There is a struggle over territory, true, and we are in the midst of negotiations over borders, absolutely. But beyond this there is the matter of the boundary that a man makes for himself, the final boundary beyond which a person and an entire people lose their self-respect, and in the end their identity as well. There are deeds that an army—especially one that once bore the banner of “purity of arms”—does not do. Because in performing them, it ceases to defend the nation whose agent it is and begins to act counter to that nation’s most profound interests.
Mr Prime Minister, I’ll say it in the simplest possible terms: It is not fair to bully these helpless people. These are not the values that you, sir, were raised on, and it is not the education you passed on to generations of soldiers. This is not what we reflected upon when, years ago, we studied the prophet Nathan’s parable of the poor man’s ewe lamb that the rich man stole.
It is not too late. That is, it is definitely late. Because three weeks like these, being outside in the cold, humiliated, will not be erased from the memory of the refugees. But something can still be repaired. Today. Right now. You don’t need to ponder over it too long. There’s no need to consult various advisors. This is something that a person recognizes from within, from the deepest place inside. If you give the order to restore these people to their homes, no one will consider it as surrender to Palestinian pressure.
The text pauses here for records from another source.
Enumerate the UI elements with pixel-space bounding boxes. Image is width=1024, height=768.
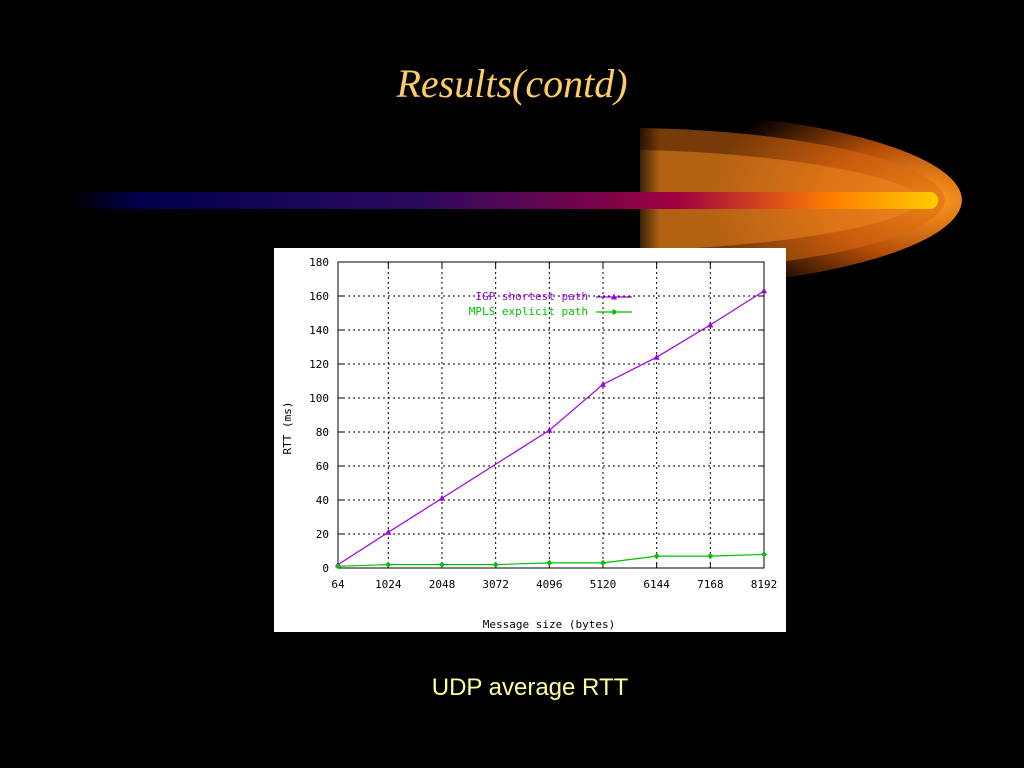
data-point-igp [653,353,660,360]
legend-label-mpls: MPLS explicit path [469,305,588,318]
y-tick-label: 20 [316,528,329,541]
y-tick-label: 140 [309,324,329,337]
data-point-mpls [546,559,553,566]
x-tick-label: 7168 [697,578,724,591]
x-tick-label: 5120 [590,578,617,591]
data-point-mpls [653,553,660,560]
data-point-mpls [335,563,341,570]
y-ticks: 0 20 40 60 80 100 120 140 160 180 [309,256,764,575]
slide-title: Results(contd) [396,61,628,106]
legend-marker-mpls [611,309,617,315]
data-point-igp [707,321,714,328]
y-tick-label: 60 [316,460,329,473]
legend-label-igp: IGP shortest path [475,290,588,303]
y-axis-label: RTT (ms) [281,402,294,455]
data-point-igp [599,380,606,387]
series-layer [335,287,767,570]
legend-marker-igp [611,293,617,300]
data-point-mpls [492,561,499,568]
x-tick-label: 64 [331,578,345,591]
y-tick-label: 40 [316,494,329,507]
rtt-chart: 64 1024 2048 3072 4096 5120 6144 7168 8192 0 20 40… [274,248,786,632]
chart-canvas: 64 1024 2048 3072 4096 5120 6144 7168 8192 0 20 40… [281,256,777,631]
legend: IGP shortest path MPLS explicit path [469,290,632,318]
y-tick-label: 0 [322,562,329,575]
data-point-mpls [761,551,767,558]
data-point-igp [761,287,767,294]
y-tick-label: 80 [316,426,329,439]
y-tick-label: 120 [309,358,329,371]
data-point-mpls [599,559,606,566]
x-tick-label: 8192 [751,578,778,591]
x-tick-label: 1024 [375,578,402,591]
x-ticks: 64 1024 2048 3072 4096 5120 6144 7168 8192 [331,262,777,591]
data-point-mpls [385,561,392,568]
data-point-igp [438,494,445,501]
grid-lines [338,262,764,568]
y-tick-label: 180 [309,256,329,269]
x-tick-label: 3072 [482,578,509,591]
series-line-igp [337,290,765,566]
series-line-mpls [337,553,765,567]
gradient-band [70,192,938,209]
plot-frame [337,261,765,569]
data-point-igp [546,426,553,433]
x-axis-label: Message size (bytes) [483,618,615,631]
x-tick-label: 4096 [536,578,563,591]
data-point-mpls [438,561,445,568]
data-point-igp [385,528,392,535]
slide-caption: UDP average RTT [431,674,629,701]
x-tick-label: 6144 [643,578,670,591]
y-tick-label: 160 [309,290,329,303]
x-tick-label: 2048 [429,578,456,591]
data-point-mpls [707,553,714,560]
y-tick-label: 100 [309,392,329,405]
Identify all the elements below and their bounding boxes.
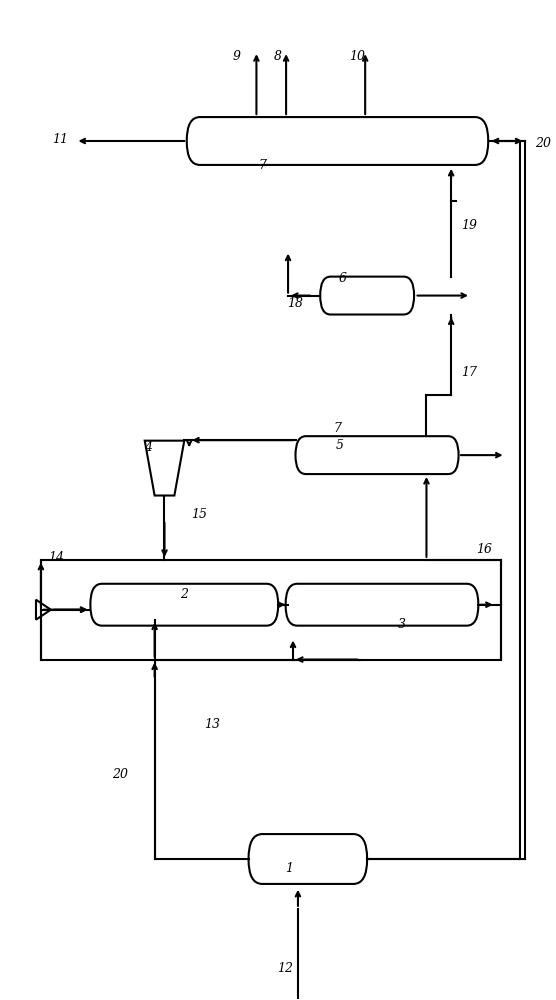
Text: 20: 20 xyxy=(112,768,128,781)
Text: 19: 19 xyxy=(461,219,477,232)
Text: 7: 7 xyxy=(334,422,341,435)
Text: 9: 9 xyxy=(232,50,241,63)
Text: 8: 8 xyxy=(274,50,282,63)
Polygon shape xyxy=(36,600,51,620)
Text: 5: 5 xyxy=(335,439,344,452)
Text: 2: 2 xyxy=(180,588,188,601)
Text: 14: 14 xyxy=(48,551,64,564)
Text: 20: 20 xyxy=(535,137,551,150)
Polygon shape xyxy=(145,441,184,496)
Text: 1: 1 xyxy=(285,862,293,875)
Text: 10: 10 xyxy=(349,50,365,63)
Text: 18: 18 xyxy=(287,297,303,310)
Text: 13: 13 xyxy=(204,718,220,731)
FancyBboxPatch shape xyxy=(187,117,488,165)
Text: 15: 15 xyxy=(191,508,207,521)
FancyBboxPatch shape xyxy=(91,584,278,626)
FancyBboxPatch shape xyxy=(320,277,414,315)
Text: 17: 17 xyxy=(461,366,477,379)
FancyBboxPatch shape xyxy=(249,834,367,884)
Text: 16: 16 xyxy=(476,543,492,556)
Text: 3: 3 xyxy=(398,618,406,631)
Bar xyxy=(41,560,500,660)
Text: 11: 11 xyxy=(53,133,68,146)
FancyBboxPatch shape xyxy=(295,436,459,474)
FancyBboxPatch shape xyxy=(286,584,478,626)
Text: 4: 4 xyxy=(143,441,152,454)
Text: 7: 7 xyxy=(259,159,266,172)
Text: 6: 6 xyxy=(339,272,346,285)
Text: 12: 12 xyxy=(277,962,293,975)
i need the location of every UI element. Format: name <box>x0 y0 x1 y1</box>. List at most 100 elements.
On the contrary, they will see it as an act of loyalty to your fundamental values and those of the nation you lead. Sometimes a little repair, even Tikkun like this—in the midst of the moral chaos in which Israel finds itself today—can remind its citizens of what they once were, and what they hope someday
to become, when this passes, this storm that sends our compasses awry.
Leave Lebanon Now
February 2000
Ehud Barak promised, as part of his election campaign, to withdraw the Israeli Army from southern Lebanon within a year—after eighteen years of occupation. Grassroots organizations persisted in their pressure on the government to fulfill this controversial promise.
Six Israeli soldiers have been killed by Hezbollah attacks in Lebanon in ten days. The Israeli government has decided on a tough response. Israeli air force fighter planes have bombed power plants deep inside Lebanese territory. Hezbollah has continued to attack Israeli outposts in southern Lebanon, and a flare-up seems imminent.
But, in fact, it doesn’t really matter what Israel’s tough response in Lebanon will be. The entire process is preordained, and it is only an illusion to believe that Israel controls or initiates any part of it.
Time and time again, for over twenty years now, our leaders have brought us to a Lebanese blind alley in which we are forced to act precisely contrary to our interests.
This time, too, apparently, we will react the same way. We’ll once again behave like the drowning man whose frantic flailing sucks him deeper and deeper into the water.
Why does it have to be this way? Why does it sometimes seem as if we Israelis are doomed to make this error by our very nature? That it’s the result of our too finely honed instincts, which in the end bring more and more disasters upon us?
We do not acknowledge the failure of our continued, pointless presence in Lebanon. We are not admitting that our deterrent force decays further with each additional day there. We do not accept that there is no military solution to the Lebanon problem. Instead of facing up boldly to these facts, it’s much easier for us to turn our frustration and humiliation into a great fist and to strike out, hard.